For a while this led me to have what I call “silver spoon guilt.”  I didn’t value myself as a person because I wasn’t pulling myself up by the bootstraps.  Anything I accomplished wasn’t really to my credit, I thought.  To be great, you had to survive something tough–that’s always how it goes in books and films. For my life to mean something, I should’ve pushed myself through college from the hard-sweated wages earned in a restaurant or packing house.  I got through to my third year of college before I realized that I didn’t have to be guilty.  My parents worked hard to give me the privilege I grew up with.  They grew up under divorce, alcoholism, and even starvation, and they both wanted to make sure I never would have to experience that.  It should be everyone’s goal to see a better future, a more privileged future, for their children.  Not having to slave for wages allowed me a healthier college experience and a chance to maximize the opportunities available in classes and on campus.  The privilege that I received can and should be passed on to my own children, augmented even.

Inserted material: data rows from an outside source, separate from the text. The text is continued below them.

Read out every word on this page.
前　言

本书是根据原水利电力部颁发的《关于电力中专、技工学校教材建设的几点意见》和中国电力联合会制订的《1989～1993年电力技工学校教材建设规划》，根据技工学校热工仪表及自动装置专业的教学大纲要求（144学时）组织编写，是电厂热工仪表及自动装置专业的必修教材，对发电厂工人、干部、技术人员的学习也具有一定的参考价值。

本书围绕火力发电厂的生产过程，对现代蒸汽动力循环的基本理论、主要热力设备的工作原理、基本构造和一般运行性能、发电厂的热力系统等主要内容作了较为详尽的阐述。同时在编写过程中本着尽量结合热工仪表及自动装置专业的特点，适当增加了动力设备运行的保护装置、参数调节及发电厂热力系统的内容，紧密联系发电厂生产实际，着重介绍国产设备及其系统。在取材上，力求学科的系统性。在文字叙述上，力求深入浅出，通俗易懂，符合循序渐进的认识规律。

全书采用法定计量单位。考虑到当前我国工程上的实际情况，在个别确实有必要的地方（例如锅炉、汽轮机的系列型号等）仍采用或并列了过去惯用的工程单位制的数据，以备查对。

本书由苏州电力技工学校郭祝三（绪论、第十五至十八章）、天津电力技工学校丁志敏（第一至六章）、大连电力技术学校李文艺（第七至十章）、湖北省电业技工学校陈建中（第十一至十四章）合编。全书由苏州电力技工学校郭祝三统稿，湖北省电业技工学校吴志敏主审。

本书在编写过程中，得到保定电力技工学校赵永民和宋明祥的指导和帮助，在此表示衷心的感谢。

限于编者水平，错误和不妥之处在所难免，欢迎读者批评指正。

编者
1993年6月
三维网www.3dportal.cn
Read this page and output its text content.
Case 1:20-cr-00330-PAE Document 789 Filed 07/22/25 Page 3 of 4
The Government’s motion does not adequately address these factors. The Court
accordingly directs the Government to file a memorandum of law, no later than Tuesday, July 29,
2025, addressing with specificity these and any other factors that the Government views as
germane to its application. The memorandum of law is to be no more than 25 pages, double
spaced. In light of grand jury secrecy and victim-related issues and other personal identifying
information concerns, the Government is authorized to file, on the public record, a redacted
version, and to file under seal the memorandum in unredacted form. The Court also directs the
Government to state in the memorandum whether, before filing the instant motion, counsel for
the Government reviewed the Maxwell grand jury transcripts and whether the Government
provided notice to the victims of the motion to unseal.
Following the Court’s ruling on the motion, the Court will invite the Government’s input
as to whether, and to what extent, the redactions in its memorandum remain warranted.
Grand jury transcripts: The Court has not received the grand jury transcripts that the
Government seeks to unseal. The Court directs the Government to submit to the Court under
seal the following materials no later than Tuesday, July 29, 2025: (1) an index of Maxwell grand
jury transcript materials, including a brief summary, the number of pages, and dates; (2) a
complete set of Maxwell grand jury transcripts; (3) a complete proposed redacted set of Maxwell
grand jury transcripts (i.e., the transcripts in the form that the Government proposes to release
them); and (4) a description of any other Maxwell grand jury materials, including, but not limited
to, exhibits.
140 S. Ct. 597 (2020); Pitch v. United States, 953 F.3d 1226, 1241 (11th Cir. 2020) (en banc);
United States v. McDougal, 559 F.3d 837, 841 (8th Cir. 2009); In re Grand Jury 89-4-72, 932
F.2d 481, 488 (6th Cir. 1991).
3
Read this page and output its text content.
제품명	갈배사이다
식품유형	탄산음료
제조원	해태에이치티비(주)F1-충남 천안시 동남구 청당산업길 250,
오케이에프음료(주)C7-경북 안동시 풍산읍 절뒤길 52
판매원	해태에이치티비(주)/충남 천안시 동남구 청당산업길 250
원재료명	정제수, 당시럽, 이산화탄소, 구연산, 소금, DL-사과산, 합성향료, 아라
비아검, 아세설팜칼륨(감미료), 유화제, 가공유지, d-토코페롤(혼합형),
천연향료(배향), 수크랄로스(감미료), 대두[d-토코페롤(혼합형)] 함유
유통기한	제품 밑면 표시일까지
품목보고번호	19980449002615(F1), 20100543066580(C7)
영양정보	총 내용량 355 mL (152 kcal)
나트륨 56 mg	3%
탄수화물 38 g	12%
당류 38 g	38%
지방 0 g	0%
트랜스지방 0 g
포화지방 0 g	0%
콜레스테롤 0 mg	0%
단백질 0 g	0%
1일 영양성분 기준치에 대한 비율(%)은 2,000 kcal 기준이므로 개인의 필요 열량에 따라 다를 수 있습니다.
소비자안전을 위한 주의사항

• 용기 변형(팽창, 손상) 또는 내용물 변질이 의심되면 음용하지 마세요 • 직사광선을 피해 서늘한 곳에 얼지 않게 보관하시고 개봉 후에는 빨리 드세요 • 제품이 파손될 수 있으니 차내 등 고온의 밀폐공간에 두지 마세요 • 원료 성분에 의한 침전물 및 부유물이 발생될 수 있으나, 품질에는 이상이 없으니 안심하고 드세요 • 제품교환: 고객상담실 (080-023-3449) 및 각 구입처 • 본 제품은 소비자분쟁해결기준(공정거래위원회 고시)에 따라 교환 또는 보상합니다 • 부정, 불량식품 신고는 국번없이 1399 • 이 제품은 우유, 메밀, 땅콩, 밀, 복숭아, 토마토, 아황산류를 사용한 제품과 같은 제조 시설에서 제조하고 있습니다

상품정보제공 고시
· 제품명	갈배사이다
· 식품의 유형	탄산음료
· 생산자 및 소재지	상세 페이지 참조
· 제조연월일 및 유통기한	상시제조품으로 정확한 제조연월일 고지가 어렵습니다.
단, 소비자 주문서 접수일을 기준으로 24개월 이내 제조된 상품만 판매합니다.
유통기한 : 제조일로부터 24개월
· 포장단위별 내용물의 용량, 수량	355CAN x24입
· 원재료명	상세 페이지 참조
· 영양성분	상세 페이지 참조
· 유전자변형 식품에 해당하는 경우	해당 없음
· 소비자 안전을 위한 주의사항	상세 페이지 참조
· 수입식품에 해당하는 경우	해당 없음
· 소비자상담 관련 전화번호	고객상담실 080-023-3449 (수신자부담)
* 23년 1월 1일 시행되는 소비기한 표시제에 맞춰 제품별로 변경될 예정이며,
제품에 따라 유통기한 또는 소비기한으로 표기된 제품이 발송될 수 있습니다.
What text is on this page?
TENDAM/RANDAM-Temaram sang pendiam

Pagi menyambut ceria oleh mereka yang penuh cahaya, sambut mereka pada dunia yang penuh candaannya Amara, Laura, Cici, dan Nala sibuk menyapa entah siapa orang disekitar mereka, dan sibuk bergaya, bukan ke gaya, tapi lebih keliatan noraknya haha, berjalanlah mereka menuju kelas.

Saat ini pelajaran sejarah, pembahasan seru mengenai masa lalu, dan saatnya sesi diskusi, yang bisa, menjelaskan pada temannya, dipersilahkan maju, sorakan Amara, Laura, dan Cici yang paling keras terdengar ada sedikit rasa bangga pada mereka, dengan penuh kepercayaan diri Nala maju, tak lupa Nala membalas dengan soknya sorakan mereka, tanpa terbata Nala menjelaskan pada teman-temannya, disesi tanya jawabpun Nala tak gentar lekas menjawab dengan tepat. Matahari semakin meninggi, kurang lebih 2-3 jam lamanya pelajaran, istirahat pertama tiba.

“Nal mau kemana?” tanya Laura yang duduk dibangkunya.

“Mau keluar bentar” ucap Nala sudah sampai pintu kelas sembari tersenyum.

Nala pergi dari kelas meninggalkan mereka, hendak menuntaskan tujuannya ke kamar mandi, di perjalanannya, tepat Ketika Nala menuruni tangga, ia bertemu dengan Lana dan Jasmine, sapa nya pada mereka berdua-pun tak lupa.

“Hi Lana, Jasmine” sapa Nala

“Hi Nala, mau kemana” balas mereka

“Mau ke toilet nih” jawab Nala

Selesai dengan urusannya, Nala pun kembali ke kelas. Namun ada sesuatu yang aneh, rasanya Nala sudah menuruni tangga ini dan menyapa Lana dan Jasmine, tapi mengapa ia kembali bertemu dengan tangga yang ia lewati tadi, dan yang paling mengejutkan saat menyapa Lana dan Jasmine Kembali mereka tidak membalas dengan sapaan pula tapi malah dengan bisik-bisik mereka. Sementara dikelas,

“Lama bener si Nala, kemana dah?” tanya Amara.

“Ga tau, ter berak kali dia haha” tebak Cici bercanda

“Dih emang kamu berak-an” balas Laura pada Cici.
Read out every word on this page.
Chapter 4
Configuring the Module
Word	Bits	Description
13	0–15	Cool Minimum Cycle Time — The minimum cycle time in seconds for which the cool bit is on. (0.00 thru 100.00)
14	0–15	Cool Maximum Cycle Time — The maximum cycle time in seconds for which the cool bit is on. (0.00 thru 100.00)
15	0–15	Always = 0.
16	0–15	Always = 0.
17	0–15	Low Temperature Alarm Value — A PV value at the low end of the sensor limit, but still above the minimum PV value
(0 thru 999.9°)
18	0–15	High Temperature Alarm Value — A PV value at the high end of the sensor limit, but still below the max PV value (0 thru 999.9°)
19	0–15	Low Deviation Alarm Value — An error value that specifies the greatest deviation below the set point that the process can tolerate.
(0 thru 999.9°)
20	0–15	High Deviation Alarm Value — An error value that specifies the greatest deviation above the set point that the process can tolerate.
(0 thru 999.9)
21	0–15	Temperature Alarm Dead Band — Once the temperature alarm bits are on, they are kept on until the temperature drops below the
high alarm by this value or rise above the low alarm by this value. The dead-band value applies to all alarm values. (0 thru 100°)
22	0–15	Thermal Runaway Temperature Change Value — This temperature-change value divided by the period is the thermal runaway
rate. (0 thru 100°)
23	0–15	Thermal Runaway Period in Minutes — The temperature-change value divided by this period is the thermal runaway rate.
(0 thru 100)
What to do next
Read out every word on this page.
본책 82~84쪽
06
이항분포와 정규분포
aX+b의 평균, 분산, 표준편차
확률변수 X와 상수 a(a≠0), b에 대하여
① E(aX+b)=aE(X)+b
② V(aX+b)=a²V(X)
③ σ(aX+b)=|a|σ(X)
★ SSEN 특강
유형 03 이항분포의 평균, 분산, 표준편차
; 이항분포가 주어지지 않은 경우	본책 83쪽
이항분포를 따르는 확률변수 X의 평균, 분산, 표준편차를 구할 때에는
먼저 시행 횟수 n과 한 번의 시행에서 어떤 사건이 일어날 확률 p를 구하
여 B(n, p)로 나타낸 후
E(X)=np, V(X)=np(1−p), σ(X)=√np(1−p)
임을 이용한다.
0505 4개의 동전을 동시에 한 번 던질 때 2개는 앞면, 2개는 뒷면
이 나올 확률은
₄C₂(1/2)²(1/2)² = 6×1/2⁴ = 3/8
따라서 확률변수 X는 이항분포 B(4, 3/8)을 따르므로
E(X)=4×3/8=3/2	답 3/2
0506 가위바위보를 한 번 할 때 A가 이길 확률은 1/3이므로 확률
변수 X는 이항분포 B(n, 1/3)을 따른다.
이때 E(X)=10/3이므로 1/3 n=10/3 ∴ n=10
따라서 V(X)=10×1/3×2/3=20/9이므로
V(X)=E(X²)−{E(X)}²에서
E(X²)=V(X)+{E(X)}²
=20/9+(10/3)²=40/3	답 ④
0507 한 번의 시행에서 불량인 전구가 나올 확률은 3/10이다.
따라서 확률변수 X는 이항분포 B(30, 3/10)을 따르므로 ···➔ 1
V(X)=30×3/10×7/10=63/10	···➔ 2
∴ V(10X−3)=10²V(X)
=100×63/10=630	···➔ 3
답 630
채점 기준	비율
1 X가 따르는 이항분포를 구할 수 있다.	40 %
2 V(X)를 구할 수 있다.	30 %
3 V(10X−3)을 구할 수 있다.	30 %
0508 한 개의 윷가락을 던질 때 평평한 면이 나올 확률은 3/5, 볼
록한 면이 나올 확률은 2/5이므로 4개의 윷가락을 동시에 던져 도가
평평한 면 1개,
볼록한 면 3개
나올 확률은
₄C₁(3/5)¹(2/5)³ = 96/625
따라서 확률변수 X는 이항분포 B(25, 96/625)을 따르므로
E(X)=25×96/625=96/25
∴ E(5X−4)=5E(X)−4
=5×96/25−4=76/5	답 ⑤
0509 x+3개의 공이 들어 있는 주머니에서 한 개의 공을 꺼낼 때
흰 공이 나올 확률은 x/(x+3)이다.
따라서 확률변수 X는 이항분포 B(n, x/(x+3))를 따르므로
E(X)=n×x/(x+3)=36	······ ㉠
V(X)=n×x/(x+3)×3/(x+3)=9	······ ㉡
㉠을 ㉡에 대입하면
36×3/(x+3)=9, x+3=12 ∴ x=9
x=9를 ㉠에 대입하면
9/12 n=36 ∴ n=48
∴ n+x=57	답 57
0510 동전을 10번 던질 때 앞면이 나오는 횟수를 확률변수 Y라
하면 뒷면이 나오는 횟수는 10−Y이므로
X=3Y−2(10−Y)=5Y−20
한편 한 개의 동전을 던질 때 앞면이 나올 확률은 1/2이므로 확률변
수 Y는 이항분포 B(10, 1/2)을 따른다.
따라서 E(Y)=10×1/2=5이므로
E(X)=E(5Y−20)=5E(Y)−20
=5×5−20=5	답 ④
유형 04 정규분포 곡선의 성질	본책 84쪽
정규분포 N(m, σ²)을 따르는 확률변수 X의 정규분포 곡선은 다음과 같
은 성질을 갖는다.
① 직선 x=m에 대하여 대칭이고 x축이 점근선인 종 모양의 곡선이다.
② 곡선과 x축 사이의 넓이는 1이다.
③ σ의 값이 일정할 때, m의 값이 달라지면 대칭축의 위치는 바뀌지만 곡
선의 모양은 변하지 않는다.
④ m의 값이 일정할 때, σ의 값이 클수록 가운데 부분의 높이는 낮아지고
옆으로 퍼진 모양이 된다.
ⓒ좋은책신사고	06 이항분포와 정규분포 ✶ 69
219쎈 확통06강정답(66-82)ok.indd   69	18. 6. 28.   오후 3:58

Some people have parents who can’t/won’t/don’t work to create privilege for their children.  Those of us who can should be willing to step in and fight to get the opportunities down to the people who need them, so that they can provide a brighter future for their children. It’s too late to save the present, but we can try to save the future.  Getting onto a boat from the water is much easier if someone is there to help pull you aboard.  I can be that person to someone else.  The next privilege I can give my children is a fairer, safer world.  Maybe in several generations, if we keep making this effort, today’s privileges will be the future’s norms.

At the end of every Privilege Circle, I think there should be some sort of teamwork activity, which puts everyone back on the same footing.  Privilege is an awareness concept, and not a defining personality trait.  In the end it still is our choices that determine who we are, and we have the choice to work together.  No matter what your measured level of privilege is, you are not disqualified from the human race.  There is no Pluto in humanity.